Pour une nouvelle ère, de l'AIR !
Les signataires
LUCOVIFA (Association pour la promotion de la lutte contre les violences faites aux femmes et la participation au développement de la femme africaine) ; AASLI (Association pour l'aide sociale et la lutte contre l'injustice) ; LA COLOMBE ; WILPF CAMEROUN ; COFEPRE (Collectif des femmes pour la protection de l'environnement, de l'enfance et la promotion du développement durable) ; LE RESEAU DES FEMMES CONTRE LA CORRUPTION (Femmes Anticorruption) ; WOMEN PEACE INITIATIVE ; NORTH WEST CAMEROON WOMAN RIGHTS DEFENDER ; RESEAU DES ENFANTS ET JEUNES AFRICAINS POUR LES DROITS HUMAINS ; REDHAC (Réseau des Défenseurs des Droits Humains en Afrique Centrale) ; FONDATION POUR LES FEMMES AFRICAINES AU CAMEROUN ;
Esther-Aline Bilounga Essamba (Assistante dentaire) ; Solange Bodiong (Cheffe d'entreprise) ; Yvonne Djepang (Militante des droits des femmes) ; Béatrice Elom (Journaliste, Consultante en communication) ; Dr Françoise Elom (Pharmacienne, Vice-Doyenne Faculté des Sciences Pharmaceutiques – Université de l'Equateur) ; Sylvie Ekobe (Juriste) ; David Finka (Militant, aide sociale et justice pour tous) ; Mireille Fomekong (Cheffe d'entreprise, Conseil en marketing et communication) ; Sarah-Jane Fouda (Consultante en communication, Chargée de cours en université) ; Habiba Issa (Femme politique - UPC) ; Gertrude Kemayong (Cyber-militante mouvement La voix d'une survivante) ; Ghislaine Ketcha Tessa (Ingénieure, Cheffe d'entreprise) ; Carine Mambou (Journaliste, écrivaine et fondatrice de l'ONG CAD AID) ; Corine Mbome (Cadre commercial) ; Me Michèle Mpacko (Avocate) ; Minou Chrys-Tayl (Cyber-militante, mouvement J'ai décidé de vivre) ; Sylviane Moudeke (Cheffe d'entreprise) ; Me Marie-Joseph Moungou (Avocate) ; Nanga Pierrette (Militante des droits des femmes) ; Sylvie Ndongmo (Militante, paix et sécurité en Afrique Centrale) ; Nathalie Njoumba (Architecte d'intérieur) ; Maximilienne Ngo Mbe (Juriste) ; Me Alice Nkom (Avocate) ; Raissa Nlep (Militante des droits des femmes et des filles) ; Blanche Ongmessom (Militante des droits des enfants) ; Joshua Oshi (Député) ; Dora Sende (Militante des droits des femmes) ; Titil Sadrack Blanchard (Enseignant) ; Clarence Yongo (Journaliste).

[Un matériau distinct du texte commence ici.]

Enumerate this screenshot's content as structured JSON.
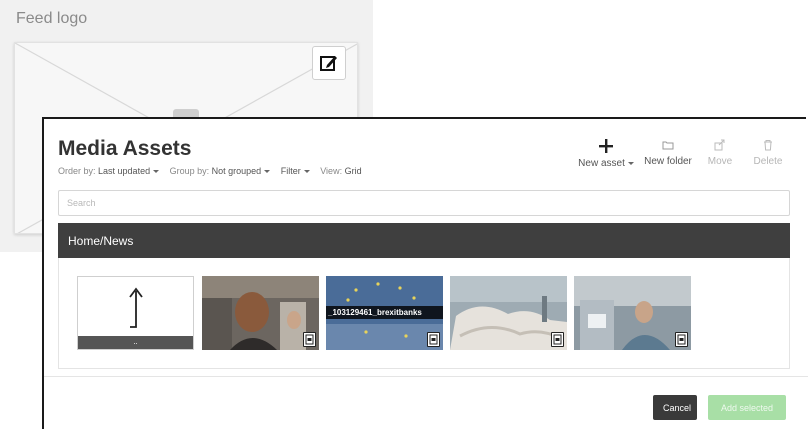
{
  "background": {
    "title": "Feed logo"
  },
  "modal": {
    "title": "Media Assets",
    "order_by_label": "Order by:",
    "order_by_value": "Last updated",
    "group_by_label": "Group by:",
    "group_by_value": "Not grouped",
    "filter_label": "Filter",
    "view_label": "View:",
    "view_value": "Grid",
    "toolbar": {
      "new_asset": "New asset",
      "new_folder": "New folder",
      "move": "Move",
      "delete": "Delete"
    },
    "search_placeholder": "Search",
    "path": "Home/News",
    "tiles": [
      {
        "kind": "parent-folder",
        "label": ".."
      },
      {
        "kind": "image",
        "caption": ""
      },
      {
        "kind": "image",
        "caption": "_103129461_brexitbanks"
      },
      {
        "kind": "image",
        "caption": ""
      },
      {
        "kind": "image",
        "caption": ""
      }
    ],
    "cancel_label": "Cancel",
    "add_selected_label": "Add selected"
  },
  "colors": {
    "path_bar": "#3f3f3f",
    "cancel_button": "#3a3a3a",
    "add_selected_button": "#a8dfa6"
  }
}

En marge de cette publication, nous avons envoyé une lettre à toutes les parlementaires, députés et sénateurs ; à toutes les ministres ; à Lucy Asuagbor (Commission Africaine – Union Africaine) ainsi qu'à la Première Dame, Chantal Biya, pour leur demander de s’engager avec nous contre la violence domestique et contre sa promotion dans notre espace public.